Recent research has found that the bivalent booster, which is available for free at pharmacies and clinics throughout the state, can help ward off a COVID infection caused by the newer strains. The shots aren’t foolproof. People who have been vaccinated and boosted catch COVID. But, when they do, the severity and duration of the illness is typically less severe.
Those who have received COVID vaccines and booster shots have been less likely to be hospitalized and to die from the virus.
An October analysis by the Commonwealth Fund found that if the COVID booster rate was the same as the flu vaccination rate in 2020-21, more than 75,000 lives could be saved in the U.S. this winter. The flu vaccination rate that year was 50 percent for the general population, and 75 percent for those over age 65, according to the CDC. Millions of COVID infections and more than 745,000 hospitalizations could be avoided, saving more than $44 billion in medical spending, according to the group’s analysis.
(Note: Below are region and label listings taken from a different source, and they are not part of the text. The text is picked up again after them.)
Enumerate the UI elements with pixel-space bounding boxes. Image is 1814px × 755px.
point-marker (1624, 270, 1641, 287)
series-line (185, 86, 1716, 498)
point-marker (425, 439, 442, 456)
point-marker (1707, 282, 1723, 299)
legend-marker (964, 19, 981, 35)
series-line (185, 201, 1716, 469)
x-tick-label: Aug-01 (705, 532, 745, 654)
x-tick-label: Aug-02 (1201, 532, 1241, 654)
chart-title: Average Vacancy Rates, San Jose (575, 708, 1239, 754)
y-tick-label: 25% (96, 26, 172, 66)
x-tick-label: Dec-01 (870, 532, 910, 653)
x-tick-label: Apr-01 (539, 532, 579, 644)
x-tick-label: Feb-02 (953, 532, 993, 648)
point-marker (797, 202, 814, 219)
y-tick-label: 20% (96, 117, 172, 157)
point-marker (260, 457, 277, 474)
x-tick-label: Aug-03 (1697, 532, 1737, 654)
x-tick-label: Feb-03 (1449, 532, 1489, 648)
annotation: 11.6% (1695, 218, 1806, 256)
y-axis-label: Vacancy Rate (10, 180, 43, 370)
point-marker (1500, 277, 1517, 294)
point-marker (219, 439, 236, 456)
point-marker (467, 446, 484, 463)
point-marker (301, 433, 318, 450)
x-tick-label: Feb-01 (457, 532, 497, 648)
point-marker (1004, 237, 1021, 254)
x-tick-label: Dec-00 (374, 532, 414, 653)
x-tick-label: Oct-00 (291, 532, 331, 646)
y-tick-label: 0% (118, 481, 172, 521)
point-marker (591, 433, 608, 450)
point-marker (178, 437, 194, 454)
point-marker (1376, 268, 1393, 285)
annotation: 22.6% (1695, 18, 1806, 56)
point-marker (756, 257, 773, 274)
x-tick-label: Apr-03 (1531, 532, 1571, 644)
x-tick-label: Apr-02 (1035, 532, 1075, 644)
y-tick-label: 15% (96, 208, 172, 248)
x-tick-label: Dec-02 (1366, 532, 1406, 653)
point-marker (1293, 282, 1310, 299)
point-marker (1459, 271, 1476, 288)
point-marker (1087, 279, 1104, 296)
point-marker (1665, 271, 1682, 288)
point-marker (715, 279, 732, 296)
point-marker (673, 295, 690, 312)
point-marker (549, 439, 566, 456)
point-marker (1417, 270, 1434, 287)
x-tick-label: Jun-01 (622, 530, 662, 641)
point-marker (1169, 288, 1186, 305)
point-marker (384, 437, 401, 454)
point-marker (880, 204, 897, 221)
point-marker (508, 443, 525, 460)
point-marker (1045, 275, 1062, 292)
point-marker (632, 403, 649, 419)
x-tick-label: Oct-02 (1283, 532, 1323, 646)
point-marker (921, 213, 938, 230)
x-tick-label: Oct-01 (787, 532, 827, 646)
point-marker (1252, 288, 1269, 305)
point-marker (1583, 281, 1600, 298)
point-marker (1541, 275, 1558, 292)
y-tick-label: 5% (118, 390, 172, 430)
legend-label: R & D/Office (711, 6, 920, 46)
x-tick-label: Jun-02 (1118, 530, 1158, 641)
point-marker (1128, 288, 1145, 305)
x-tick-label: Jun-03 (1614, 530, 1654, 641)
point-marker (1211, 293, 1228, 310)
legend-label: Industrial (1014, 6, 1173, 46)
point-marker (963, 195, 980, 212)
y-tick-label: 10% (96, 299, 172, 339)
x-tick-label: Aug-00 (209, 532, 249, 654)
A Maine-specific analysis from earlier this year found that more than 1,100 deaths could have been prevented in the state if everyone who was eligible for COVID vaccines and boosters in 2021 had gotten them.
If you haven’t gotten the latest booster, which became available in September, or an earlier one, or even if you haven’t received any COVID vaccines, it’s not too late. A state website has a searchable list of vaccine locations. You can also get a flu shot at many of these locations, and at the same time as a COVID vaccine.
Nirav Shah, the head of the Maine Center for Disease Control and Prevention, is trying a new message this year. He is urging Mainers to prepare for winter by getting a COVID booster.
Just as Mainers winterize their cars by putting on snow tires and winterize their homes, they should winterize their bodies by getting vaccines, for both COVID and flu, he said in a recent video.
It’s good advice, which should be heeded before the worst winter storms, and the expected COVID surge, arrive.